2020年3月に日本で出版されたこの小説は前年の2019年、全米で500万部を突破する売れ行きを記録したベストセラーだ。2021年には日本でも本屋大賞・翻訳小説部門第1位を受賞し、アマゾンを参照すれば今や全世界2200万部を突破しているという。

タイトルを見て(動物学者や生き物に詳しい人間以外)誰もが一度は抱くであろう疑問、果たしてザリガニは鳴くのか。

結論から言えば、どうやらザリガニは鳴かないらしい。鳴き声の様に聞こえるのは呼吸をする際に出る小さな音のことだそうだ。そこでザリガニという生き物について多少調べてみた。

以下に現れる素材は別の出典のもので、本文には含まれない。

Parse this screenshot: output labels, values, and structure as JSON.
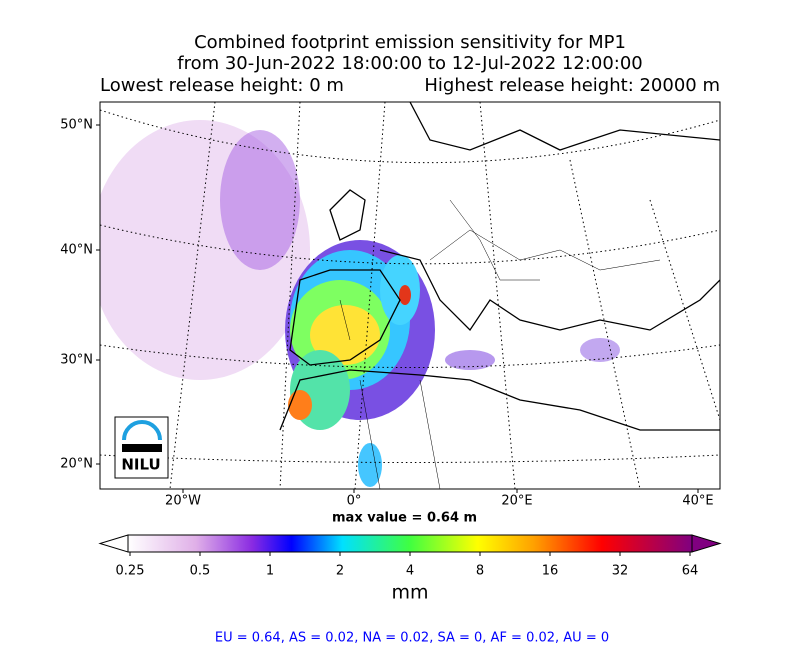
{
  "title": [
    "Combined footprint emission sensitivity for MP1",
    "from 30-Jun-2022 18:00:00 to 12-Jul-2022 12:00:00"
  ],
  "release": {
    "lowest": "Lowest release height: 0 m",
    "highest": "Highest release height: 20000 m"
  },
  "map": {
    "lat_labels": [
      "50°N",
      "40°N",
      "30°N",
      "20°N"
    ],
    "lon_labels": [
      "20°W",
      "0°",
      "20°E",
      "40°E"
    ],
    "logo": "NILU"
  },
  "max_value": "max value = 0.64 m",
  "colorbar": {
    "ticks": [
      0.25,
      0.5,
      1,
      2,
      4,
      8,
      16,
      32,
      64
    ],
    "label": "mm"
  },
  "footer": "EU = 0.64,  AS = 0.02,  NA = 0.02,  SA = 0,  AF = 0.02,  AU = 0"
}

環境省のホームページに飛ぶとアメリカザリガニについてイラストと共に分かりやすい説明がなされている。

アメリカザリガニ
分類:甲殻網エビ目ザリガニ下目アメリカザリガニ科
原産地:アメリカ南東部~メキシコ北東部
体長:10cm / 寿命:4~5年
生態:水草、魚類、両生類、水生昆虫、貝などなんでも食べる雑食性
河川、湖沼、池、農業水路、水田、ため池など様々な水域に生息。
高水温・低酸素・水質汚染にも耐性があり、劣悪な水環境でも定着し増殖可

環境省 HP
https://www.env.go.jp/nature/amezari_info.html


舞台はノースカロライナ州の湿地帯。アメリカザリガニ、その生態について劣悪な環境でも生息できるという点が主人公•カイアと重なるのだろうか。2022年11月公開となった劇場版を先日動画配信サービスの中から摘んで鑑賞した。私自身は原作を2021年の2月も終盤の頃読み終えている。もう今から3年も前の話で、読了後結末を知った上で再読しても面白いかもしれない、と感想を残しつつその機は来ないままだった。

映像版のカイアはどこか大人びていてアダルトチルドレンを思わせた。母親が去り、また一人一人と兄弟たちが去ってゆく。どうしようもない父親の傍にそれでも残ろうと思ったのは被虐待児に見られるという「自分が悪い子だから」という罪悪感のためだろうか…にも関わらずその父はカイアを残して去っていき、胸が痛かった。

印象に残ったのは書物で感じた「異端」が映像では「からかい」というニュアンスに取って代わっていたこと。湿地の少女という名の繊細な部分がどこか昇華されてしまっていたようにも思えた。

唯一カイアが信頼を寄せることが出来たテイトは父親の仕事を継ぐ道ではなく大学で学ぶことを選び、約束の期日にも戻らなかった。その理由は映像では触れられていないが、間違ってたと釈明した姿にカイア以外に誰か近しい人がいたのかもしれないことを連想した。勿論そのまま帰ってこない道を選ぶことも出来たはずだが、彼は罪悪感や正義感を優先したのだろうか。それとも、その誰かよりカイアにより魅力を感じたのだろうか。純粋な気持ちで観たいところだが、どうしても邪推してしまう。

法廷では弁護士ミルトンに語らせ、カイア自身は終始無言を貫き、何かを弁明するために口を開くことの一切を拒んだ。それには大人や周囲の人間への不信が根底にあるだろうが、きっとカイアは無罪でも有罪でも構わなかったのかもしれない。生きるための必然、そこに善悪はないということ。湿地の生き様とでも呼べるだろうか、そこで生活し文明から遠ざかった暮らしの中でずっと一人模索してきたカイアだからこその価値観がそこにあった様に思う。

無罪となり、兄に頼んで家に連れ帰ってもらったのもごく自然であり喜びなどはあまり感じられなかった。もっとも、場所柄そういうものなのかもしれないが。

月日が流れ歳を重ねたカイアは船の上で、この地に戻ってくる母親の幻を観ながらそっとその一生を終える。彼女は母に再び会えることをずっと望みながらもついにその願いを叶えることはできなかった。母は死んだ、それは兄に知らされた悲しい事実だったがたとえ存命であっても会いに行ったかは疑問が残る。カイアが湿地の少女であったからこそ。

原作を改めて読みたいという欲がふつふつとまた湧き上がった。